La NASA acaba de identificar un agujero negro supermasivo en la galaxia NGC 5084, situada a 80 millones de años luz de la Tierra con una gran peculiaridad: su eje de rotación está inclinado 90 grados respecto al plano de la galaxia.
El descubrimiento de este gran agujero negro “oblicuo” fue posible gracias a un análisis de antiguos datos del Centro de Investigación Ames de la NASA. Además, los científicos utilizaron datos del del Observatorio de rayos X Chandra, en los que aplicaron una serie de métodos avanzados para detectar emisiones de bajo brillo que anteriormente había pasado desapercibidas. Esto permitió descubrir cuatro columnas de plasma caliente, organizadas en una forma de «X», lo que es una estructura nunca antes vista.
Normalmente en las galaxias que albergan agujeros negros supermasivos las emisiones de rayos X se distribuyen de manera uniforme, lo que forma una figura que se asemeja a una esfera. Sin embargo, las columnas detectadas en NGC 5084 indicaban que un evento poco común había perturbado significativamente su estructura. Por otro lado, las observaciones con el telescopio espacial Hubble y el observatorio ALMA en Chile revelaron un pequeño disco de polvo en el núcleo galáctico. Este disco gira en un ángulo perpendicular al plano de la galaxia, lo que confirma la orientación oblicua del agujero negro.

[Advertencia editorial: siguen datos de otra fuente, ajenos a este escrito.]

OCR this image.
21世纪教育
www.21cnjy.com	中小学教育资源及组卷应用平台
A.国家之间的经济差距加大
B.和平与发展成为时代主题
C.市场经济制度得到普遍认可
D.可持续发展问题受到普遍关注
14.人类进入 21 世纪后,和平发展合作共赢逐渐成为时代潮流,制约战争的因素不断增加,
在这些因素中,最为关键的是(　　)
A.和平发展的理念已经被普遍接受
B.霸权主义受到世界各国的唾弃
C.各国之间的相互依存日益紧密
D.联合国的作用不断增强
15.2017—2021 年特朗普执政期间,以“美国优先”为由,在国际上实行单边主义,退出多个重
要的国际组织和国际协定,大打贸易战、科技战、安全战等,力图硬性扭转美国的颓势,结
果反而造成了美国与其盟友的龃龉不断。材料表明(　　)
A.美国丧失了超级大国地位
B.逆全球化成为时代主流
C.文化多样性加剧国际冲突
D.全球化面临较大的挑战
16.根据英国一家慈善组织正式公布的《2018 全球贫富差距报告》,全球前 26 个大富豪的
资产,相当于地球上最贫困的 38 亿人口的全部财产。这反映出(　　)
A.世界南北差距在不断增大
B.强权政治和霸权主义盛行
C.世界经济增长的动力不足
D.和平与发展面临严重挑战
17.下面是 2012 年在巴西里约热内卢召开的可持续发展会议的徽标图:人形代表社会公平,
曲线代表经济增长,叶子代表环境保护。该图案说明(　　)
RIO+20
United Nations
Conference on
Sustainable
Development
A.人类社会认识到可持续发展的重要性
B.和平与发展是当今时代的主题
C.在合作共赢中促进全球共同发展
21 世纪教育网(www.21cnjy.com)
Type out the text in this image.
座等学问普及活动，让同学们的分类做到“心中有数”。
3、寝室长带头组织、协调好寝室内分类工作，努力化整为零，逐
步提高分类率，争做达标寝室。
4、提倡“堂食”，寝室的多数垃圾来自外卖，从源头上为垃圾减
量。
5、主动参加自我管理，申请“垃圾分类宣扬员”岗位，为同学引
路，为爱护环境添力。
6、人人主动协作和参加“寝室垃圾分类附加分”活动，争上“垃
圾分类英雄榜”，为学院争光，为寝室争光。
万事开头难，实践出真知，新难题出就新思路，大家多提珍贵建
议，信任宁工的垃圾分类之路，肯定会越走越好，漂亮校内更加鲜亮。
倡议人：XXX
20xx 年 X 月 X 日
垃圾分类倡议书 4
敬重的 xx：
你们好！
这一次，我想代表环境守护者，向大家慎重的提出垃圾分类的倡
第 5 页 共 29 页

¿Qué podría haber causado la inclinación en este agujero negro?
Ante las evidencias, los astrónomos están tratando de descubrir a qué se debe la inclinación de este agujero negro. Se sospecha que su inclinación y las columnas de plasma pueden ser el resultado de eventos dramáticos en el pasado de NGC 5084. Una posible explicación es que esta galaxia haya sufrido una colisión con otra galaxia, algo que podría haber alterado su estructura y orientación. Otra teoría dice que la formación de «chimeneas» de gas sobrecalentado pudo haber generado las columnas observadas.

Pamela Marcum, astrofísica del Centro Ames y coautora del estudio, menciona que la combinación de estas estructuras inusuales nos da información sobre la historia dinámica de la galaxia. “Detectar dos pares de columnas de rayos X es excepcional. Nos da una perspectiva única de los procesos que han moldeado NGC 5084 a lo largo del tiempo”, explicó.
Lo más impresionante es que este descubrimiento se logró utilizando datos archivados de hasta tres décadas de antigüedad. Alejandro Serrano Borlaff, investigador principal del proyecto, mencionó que combinar estas observaciones ya hechas con nuevas tecnologías, pudo ver los detalles ocultos. «Es como iluminar una escena del crimen desde diferentes ángulos», afirmó.
El análisis también integró observaciones del espectro electromagnético completo, desde luz visible capturada por Hubble hasta ondas milimétricas de ALMA y el Expanded Very Large Array en Nuevo México. Esto permitió construir una imagen más detallada de la peculiar estructura galáctica. Por ahora, se necesitan más investigaciones para identificar con precisión qué eventos ocasionaron la peculiar estructura de esta galaxia.